The Collector is an eye-popping banquet of art and personali
colby chester | Seattle, WA. USA | 02/14/2008
(5 out of 5 stars)
"For anyone with even a passing interest in 20th Century/contemporary art, this film is a banquet for the eyes. Director/creator Olympia Stone takes us into the unique, zany, brilliantly cluttered world in which she grew up, offering a very personal glimpse of her remarkable father, Allan Stone. Stone was a collector of art as well as one of New York's most successful and mercurial gallery owners. He gave wings to numerous contemporary artists, most famously Wayne Thiebaud, with whom he had a lasting and deeply personal friendship.
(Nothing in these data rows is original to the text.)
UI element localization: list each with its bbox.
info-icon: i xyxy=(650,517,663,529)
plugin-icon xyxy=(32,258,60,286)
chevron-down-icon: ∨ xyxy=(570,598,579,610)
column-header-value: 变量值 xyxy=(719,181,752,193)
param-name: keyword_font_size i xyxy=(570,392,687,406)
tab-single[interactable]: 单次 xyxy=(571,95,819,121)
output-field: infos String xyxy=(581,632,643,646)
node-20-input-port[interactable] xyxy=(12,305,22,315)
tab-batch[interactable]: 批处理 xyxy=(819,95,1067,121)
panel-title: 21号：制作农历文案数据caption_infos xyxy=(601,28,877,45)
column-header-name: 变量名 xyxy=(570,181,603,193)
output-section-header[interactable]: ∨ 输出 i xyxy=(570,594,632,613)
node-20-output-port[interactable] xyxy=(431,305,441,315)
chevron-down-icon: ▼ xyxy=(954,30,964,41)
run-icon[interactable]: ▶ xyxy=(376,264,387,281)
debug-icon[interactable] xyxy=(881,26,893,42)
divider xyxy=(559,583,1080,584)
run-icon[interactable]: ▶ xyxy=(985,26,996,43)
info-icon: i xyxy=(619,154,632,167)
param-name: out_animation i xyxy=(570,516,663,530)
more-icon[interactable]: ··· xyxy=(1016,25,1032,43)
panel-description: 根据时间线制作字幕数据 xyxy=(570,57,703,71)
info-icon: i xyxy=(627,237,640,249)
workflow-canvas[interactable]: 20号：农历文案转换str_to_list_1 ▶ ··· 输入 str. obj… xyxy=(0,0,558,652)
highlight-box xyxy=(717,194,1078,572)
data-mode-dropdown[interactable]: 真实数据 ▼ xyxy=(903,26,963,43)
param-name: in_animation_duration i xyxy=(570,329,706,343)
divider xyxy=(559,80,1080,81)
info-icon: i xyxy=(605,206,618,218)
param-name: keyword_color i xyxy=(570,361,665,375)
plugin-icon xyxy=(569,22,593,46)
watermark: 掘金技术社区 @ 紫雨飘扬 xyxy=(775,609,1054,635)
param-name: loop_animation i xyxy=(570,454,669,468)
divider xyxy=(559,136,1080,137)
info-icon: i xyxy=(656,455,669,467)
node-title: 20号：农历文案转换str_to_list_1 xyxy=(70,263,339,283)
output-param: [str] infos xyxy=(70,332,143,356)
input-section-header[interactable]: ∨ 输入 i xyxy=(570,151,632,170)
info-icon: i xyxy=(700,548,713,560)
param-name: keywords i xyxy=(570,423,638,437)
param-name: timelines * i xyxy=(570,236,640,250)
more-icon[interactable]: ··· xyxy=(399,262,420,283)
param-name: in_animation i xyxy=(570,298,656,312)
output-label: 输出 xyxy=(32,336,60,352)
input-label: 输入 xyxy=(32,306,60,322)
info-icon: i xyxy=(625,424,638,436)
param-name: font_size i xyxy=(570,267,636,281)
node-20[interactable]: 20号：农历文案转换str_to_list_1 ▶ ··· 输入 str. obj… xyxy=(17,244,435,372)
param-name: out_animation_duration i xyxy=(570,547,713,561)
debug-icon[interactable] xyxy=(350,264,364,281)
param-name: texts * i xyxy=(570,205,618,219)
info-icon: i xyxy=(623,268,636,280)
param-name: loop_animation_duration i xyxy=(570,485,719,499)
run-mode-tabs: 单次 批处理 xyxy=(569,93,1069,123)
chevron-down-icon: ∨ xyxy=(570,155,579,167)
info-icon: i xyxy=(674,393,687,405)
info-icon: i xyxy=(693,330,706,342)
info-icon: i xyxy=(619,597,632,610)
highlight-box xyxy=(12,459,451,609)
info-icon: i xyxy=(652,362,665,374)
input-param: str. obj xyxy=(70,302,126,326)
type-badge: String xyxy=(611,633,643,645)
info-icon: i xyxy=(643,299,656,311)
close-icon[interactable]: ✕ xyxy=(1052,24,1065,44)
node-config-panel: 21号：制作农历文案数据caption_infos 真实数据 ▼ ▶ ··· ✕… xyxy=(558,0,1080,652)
A former Harvard grad, lawyer-turned-art dealer, Stone amassed a collection of art over a period of nearly 50 years that would be the envy of most museums in the world, if they prized such things as vintage tobacco store Indians, classic automobiles, jars of pickles sculpted into penises, life-size bovine display signs, and some of the finest work by such giants as Joseph Cornell, Willem DeKooning, John Chamberlain, Franz Kline and Wayne Thiebaud (to literally name just a few!) Add to this some of the most remarkable primitive 19th and 20th century African folk art, a pair of authentic shrunken heads, furniture by the automobile visionary, Ettore Bugatti, objects created by Barcelona's visionary Antoni Gaudi...
But what makes this homage to her father so compelling is Ms. Stone's personal touch, reflecting both awe and ambivalence regarding her famous father. He was addicted to collecting, as we readily see from the wonderfully intimate clips of him guiding us along narrow footpaths through his home, where some of the collection resides and where Ms. Stone spent her childhood among myriad phantoms of inexplicable size and mystery. Yet her father's addiction was anything but arbitrary, and we readily see that he knew the exact placement and provenance of every single object in his vast trove, as well as having deep feelings for the even the slightest of them.
The film is filled with humor and respect, and will appeal to art afficionados as well as people with only a passing interest in the countless ways human beings have found to express their joy, sadness, curiosity and passion through the creation of art. The greatest artist of them all, we soon realize, was perhaps Allan Stone himself, who managed to compile this startling collage."